Il y a une poésie brute à concevoir la musique comme de l’artisanat. Après s’être essayé à la sculpture fine sur son balcon, le multi-instrumentiste Mark Heffernan a transposé cette minutie dans son projet Pocket Lint. Son nouvel album, Wunderkammer, n’est pas une simple collection de morceaux art-pop ; c’est un authentique cabinet de curiosités sonore où chaque titre incarne un artefact pourvu de sa propre mythologie.

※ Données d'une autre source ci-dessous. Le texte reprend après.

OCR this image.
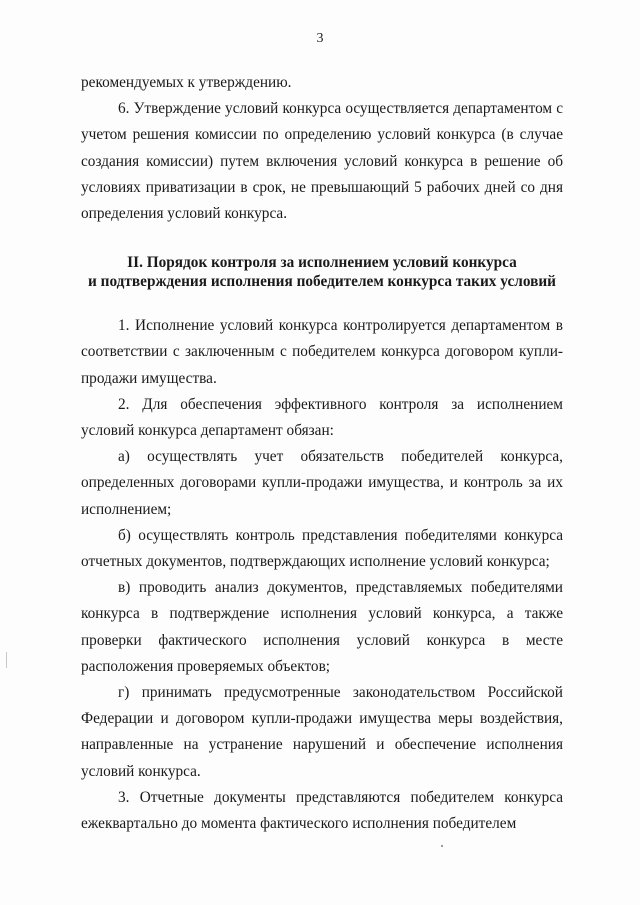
3

рекомендуемых к утверждению.

6. Утверждение условий конкурса осуществляется департаментом с учетом решения комиссии по определению условий конкурса (в случае создания комиссии) путем включения условий конкурса в решение об условиях приватизации в срок, не превышающий 5 рабочих дней со дня определения условий конкурса.

II. Порядок контроля за исполнением условий конкурса
и подтверждения исполнения победителем конкурса таких условий

1. Исполнение условий конкурса контролируется департаментом в соответствии с заключенным с победителем конкурса договором купли-продажи имущества.

2. Для обеспечения эффективного контроля за исполнением условий конкурса департамент обязан:

а) осуществлять учет обязательств победителей конкурса, определенных договорами купли-продажи имущества, и контроль за их исполнением;

б) осуществлять контроль представления победителями конкурса отчетных документов, подтверждающих исполнение условий конкурса;

в) проводить анализ документов, представляемых победителями конкурса в подтверждение исполнения условий конкурса, а также проверки фактического исполнения условий конкурса в месте расположения проверяемых объектов;

г) принимать предусмотренные законодательством Российской Федерации и договором купли-продажи имущества меры воздействия, направленные на устранение нарушений и обеспечение исполнения условий конкурса.

3. Отчетные документы представляются победителем конкурса ежеквартально до момента фактического исполнения победителем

L’album s’ouvre sur les atmosphères gothiques de From an Ancient Land, une première pièce magistrale qui pose le décor et marque le début d’une introspection labyrinthique. Dès lors, la visite commence, guidée par une instrumentation texturée alliant boîtes à rythmes vintage et synthétiseurs oniriques. Dans cette galerie intime que nous vous recommandons, resplendit Cyanometer, un joyau de mélancolie qui utilise l’instrument historique de mesure du bleu du ciel pour sonder les nuances de l’âme humaine. Ici, l’artiste pose une voix délicate, sans bousculer il arrive à installer un univers art pop de qualité. Plus loin, le délicat et ingénieux Clockwork Boy s’impose comme une pièce d’horlogerie mélodique, capturant à la perfection l’essence de cet album-concept.
Chaque chanson agit comme un miroir, une facette de l’esprit de son créateur, méticuleusement mise en scène avant qu’une ultime réflexion ne vienne clore le voyage. Loin des formats standardisés des algorithmes, Pocket Lint livre un disque charnel et captivant, qui demande à ce qu’on s’y perde pour en apprécier toute la richesse.